Malvil'in gözleri hafifçe titredi.
“Bir hafta mı? Bir hafta boyunca Henolur dışında ne yapacak?”
“Bilmiyorum.” Öğrencisi çaresizce omuz silkerken cevap verdi.
Gerçekten bilmiyordu.
Ren, diğer insanlarla birlikte ona bir hafta Henlour'da olmayacaklarını söyledi. Aslında Malvil bu sözleri söylediğinde oradaydı ama doğru dürüst dinleyemeyecek kadar kendi işlerini yapmakla meşguldü.
“Bu ne kadar zaman önceydi?”
“Yaklaşık üç gün önce mi? Dört gün sonra burada olurlar.”
Örsünün üzerindeki kılıcın hâlâ duman çıkaran çerçevesine bakan Malvil bir küfür savurdu.
“Ah, kahretsin.

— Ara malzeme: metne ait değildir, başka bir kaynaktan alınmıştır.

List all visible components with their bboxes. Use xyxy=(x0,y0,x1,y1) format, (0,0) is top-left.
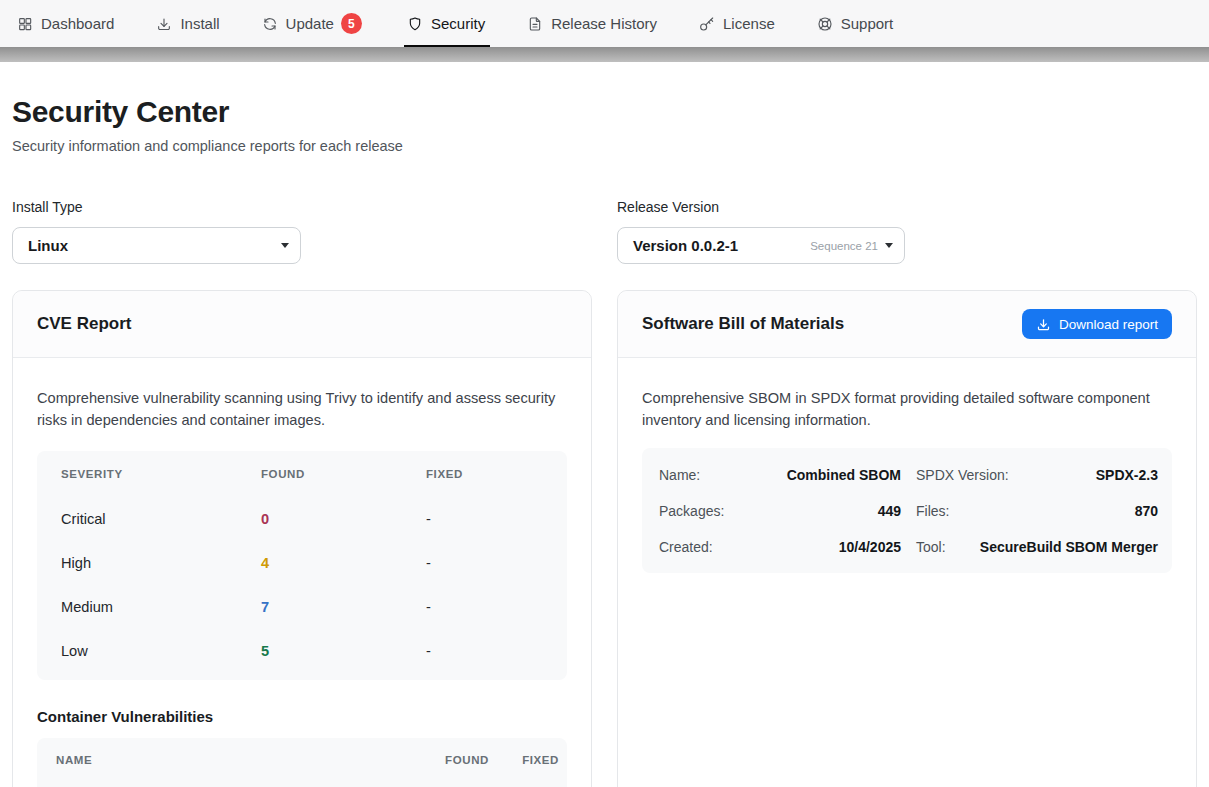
top-navigation: Dashboard Install Update 5 Security Rele… xyxy=(0,0,1209,47)
nav-tab-label: Support xyxy=(841,15,894,32)
release-version-value: Version 0.0.2-1 xyxy=(633,237,810,254)
chevron-down-icon xyxy=(281,243,289,248)
detail-value: 870 xyxy=(1135,503,1158,519)
detail-label: Name: xyxy=(659,467,700,483)
sbom-body: Comprehensive SBOM in SPDX format provid… xyxy=(618,358,1196,597)
container-table-header: NAME FOUND FIXED xyxy=(37,738,567,782)
found-count: 5 xyxy=(261,643,426,659)
refresh-icon xyxy=(262,16,278,32)
download-icon xyxy=(156,16,172,32)
found-column-header: FOUND xyxy=(261,468,426,480)
severity-column-header: SEVERITY xyxy=(61,468,261,480)
nav-tab-release-history[interactable]: Release History xyxy=(527,0,657,47)
sbom-detail-packages: Packages: 449 xyxy=(659,493,901,529)
fixed-column-header: FIXED xyxy=(489,754,559,766)
sbom-card: Software Bill of Materials Download repo… xyxy=(617,290,1197,787)
shield-icon xyxy=(407,16,423,32)
fixed-count: - xyxy=(426,511,543,527)
sbom-details-panel: Name: Combined SBOM SPDX Version: SPDX-2… xyxy=(642,448,1172,573)
nav-tab-label: Update xyxy=(286,15,334,32)
detail-value: 10/4/2025 xyxy=(839,539,901,555)
sbom-description: Comprehensive SBOM in SPDX format provid… xyxy=(642,388,1172,431)
sequence-label: Sequence 21 xyxy=(810,240,878,252)
nav-tab-label: Security xyxy=(431,15,485,32)
container-vulnerabilities-title: Container Vulnerabilities xyxy=(37,708,567,725)
nav-tab-label: Release History xyxy=(551,15,657,32)
cve-report-header: CVE Report xyxy=(13,291,591,358)
download-report-label: Download report xyxy=(1059,317,1158,332)
install-type-select[interactable]: Linux xyxy=(12,227,301,264)
container-vulnerabilities-table: NAME FOUND FIXED xyxy=(37,738,567,787)
nav-tab-install[interactable]: Install xyxy=(156,0,219,47)
nav-tab-label: Dashboard xyxy=(41,15,114,32)
detail-value: Combined SBOM xyxy=(787,467,901,483)
download-icon xyxy=(1036,317,1051,332)
nav-tab-security[interactable]: Security xyxy=(407,0,485,47)
severity-row-medium: Medium 7 - xyxy=(37,585,567,629)
nav-tab-license[interactable]: License xyxy=(699,0,775,47)
install-type-label: Install Type xyxy=(12,199,592,215)
found-count: 0 xyxy=(261,511,426,527)
detail-value: SPDX-2.3 xyxy=(1096,467,1158,483)
dashboard-grid-icon xyxy=(17,16,33,32)
lifebuoy-icon xyxy=(817,16,833,32)
severity-label: Low xyxy=(61,643,261,659)
found-column-header: FOUND xyxy=(409,754,489,766)
fixed-count: - xyxy=(426,599,543,615)
sbom-detail-tool: Tool: SecureBuild SBOM Merger xyxy=(916,529,1158,565)
page-title: Security Center xyxy=(12,95,1197,129)
severity-label: High xyxy=(61,555,261,571)
filters-row: Install Type Linux Release Version Versi… xyxy=(12,199,1197,264)
cve-report-title: CVE Report xyxy=(37,314,131,334)
install-type-filter: Install Type Linux xyxy=(12,199,592,264)
cards-row: CVE Report Comprehensive vulnerability s… xyxy=(12,290,1197,787)
download-report-button[interactable]: Download report xyxy=(1022,309,1172,339)
sbom-detail-spdx-version: SPDX Version: SPDX-2.3 xyxy=(916,457,1158,493)
severity-row-critical: Critical 0 - xyxy=(37,497,567,541)
key-icon xyxy=(699,16,715,32)
cve-report-description: Comprehensive vulnerability scanning usi… xyxy=(37,388,567,431)
nav-tab-dashboard[interactable]: Dashboard xyxy=(17,0,114,47)
severity-row-high: High 4 - xyxy=(37,541,567,585)
scroll-shadow xyxy=(0,47,1209,62)
found-count: 7 xyxy=(261,599,426,615)
page-subtitle: Security information and compliance repo… xyxy=(12,138,1197,154)
fixed-count: - xyxy=(426,555,543,571)
severity-table-header: SEVERITY FOUND FIXED xyxy=(37,451,567,497)
severity-label: Medium xyxy=(61,599,261,615)
severity-row-low: Low 5 - xyxy=(37,629,567,673)
detail-label: Created: xyxy=(659,539,713,555)
severity-table: SEVERITY FOUND FIXED Critical 0 - High 4… xyxy=(37,451,567,680)
cve-report-body: Comprehensive vulnerability scanning usi… xyxy=(13,358,591,787)
install-type-value: Linux xyxy=(28,237,281,254)
fixed-column-header: FIXED xyxy=(426,468,543,480)
name-column-header: NAME xyxy=(56,754,409,766)
detail-value: 449 xyxy=(878,503,901,519)
sbom-header: Software Bill of Materials Download repo… xyxy=(618,291,1196,358)
sbom-title: Software Bill of Materials xyxy=(642,314,844,334)
detail-label: Tool: xyxy=(916,539,946,555)
detail-label: Files: xyxy=(916,503,949,519)
release-version-select[interactable]: Version 0.0.2-1 Sequence 21 xyxy=(617,227,905,264)
nav-tab-label: License xyxy=(723,15,775,32)
release-version-filter: Release Version Version 0.0.2-1 Sequence… xyxy=(617,199,1197,264)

Bu çok sinir bozucu.”
Önlüğünü çıkarıp bir kenara attı ve odadan çıktı.
Ayrılırken yüksek sesi tüm çalışma alanında yankılandı.
“Her neyse, çerçeveyle işim bitti zaten. Geriye kalan tek şey o işe yaramaz insanın buraya gelip ağırlığını kontrol etmesi. Ben gidip biraz uyuyacağım, geri döndüğünde beni ara.”